By Tony Judt. Hill & Wang. 150 pp. $20.

Discussions of the European Union often work better than a lullaby: two minutes on exchange rates, and even the most seasoned Euro-wonk begins to nod. Less soporific, even bracing, is this short book by Judt, a professor of European studies at New York University. Judt avoids the drone by focusing on the big question: can the EU bring about an ever closer union and still accept new members on the same terms? Judt's answer, in a word (though with many qualifications), is no. The EU, he argues, was designed to accommodate the prosperous Europe of the Cold War--an entity that no longer exists.

Until recently, the European community worked well. Political leadership was shared by France and Germany. The economy expanded without a trace of the inflation and unemployment that plagued the continent before World War II. Prosperity blessed all social classes, and welfare was generous. But beginning in the 1970s, some of the old demons began to resurface. The resurgent influence of Germany magnified the relative decline of France. The 1974 oil crisis halted economic growth, giving rise to an urban underclass. And today, with the baby boom generation nearing retirement, the once robust European welfare states look sickly indeed.

Under these straitened circumstances, Judt notes, "it would be an act of charity" for the EU to accept its eastern neighbors as full members. Realizing this, Eastern Europe has been making its case in strategic terms: better for the West to give the East alms than leave it prey to a resurgent Russia. Yet Judt speculates that an eastern "buffer zone" would, by appearing to threaten Moscow, actually undermine Western security. At any rate, he says, the addition of any new members would only further paralyze decision making in Brussels.

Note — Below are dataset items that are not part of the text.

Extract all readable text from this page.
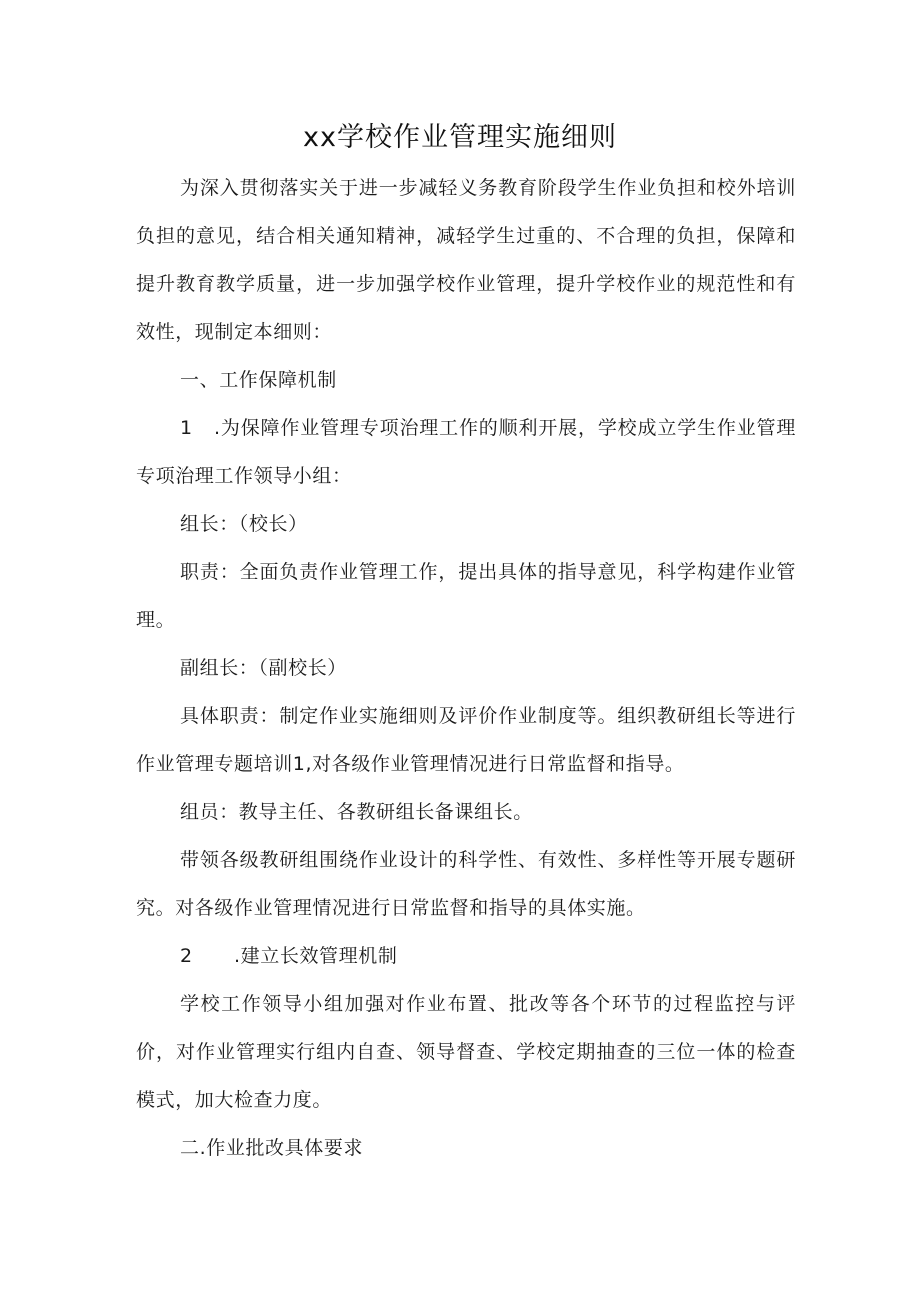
xx学校作业管理实施细则

为深入贯彻落实关于进一步减轻义务教育阶段学生作业负担和校外培训负担的意见，结合相关通知精神，减轻学生过重的、不合理的负担，保障和提升教育教学质量，进一步加强学校作业管理，提升学校作业的规范性和有效性，现制定本细则：

一、工作保障机制

1 .为保障作业管理专项治理工作的顺利开展，学校成立学生作业管理专项治理工作领导小组：

组长：（校长）

职责：全面负责作业管理工作，提出具体的指导意见，科学构建作业管理。

副组长：（副校长）

具体职责：制定作业实施细则及评价作业制度等。组织教研组长等进行作业管理专题培训1,对各级作业管理情况进行日常监督和指导。

组员：教导主任、各教研组长备课组长。

带领各级教研组围绕作业设计的科学性、有效性、多样性等开展专题研究。对各级作业管理情况进行日常监督和指导的具体实施。

2 .建立长效管理机制

学校工作领导小组加强对作业布置、批改等各个环节的过程监控与评价，对作业管理实行组内自查、领导督查、学校定期抽查的三位一体的检查模式，加大检查力度。

二.作业批改具体要求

Located in the prosperous, politically stable, culturally Franco-British Benelux countries, the EU's administration strikes Judt as seriously out of touch. Indeed, he maintains that, with the fall of the Berlin Wall, Germany has emerged as the de facto leader of Europe--a situation complicated by that nation's deep ambivalence toward its own power. With a characteristically apt turn of phrase, Judt describes post-1989 Germany as "a muscle-bound state with no sense of national purpose."

Recent upheavals make this leadership vacuum all the more troubling. With the crisis of the welfare state and the continuing influx of immigrants--many of them Muslims who do not assimilate easily into modern Europe--neofascism is rearing its ugly head. Likewise, the collapse of communism has allowed Europe's trademark nationalism to revive, reaching tragic extremes in the former Yugoslavia. Regrettably, Europe's leaders and intellectuals remain wedded to the notion of union as a cure-all.

Does Judt consider himself a skeptic on European unity? Not really. While he argues that local problems need local solutions, he holds no illusions about the "embattled, mutually antagonistic circle of suspicious and introverted nations" that once made up Europe. He would like to split the difference. "Europe," he writes, "is more than a geographical notion but less than an answer." Union may be desirable in some respects, but it's not the Holy Grail. "We must remind ourselves not just that real gains have been made, but that the European community which helped to make them was a means, not an end."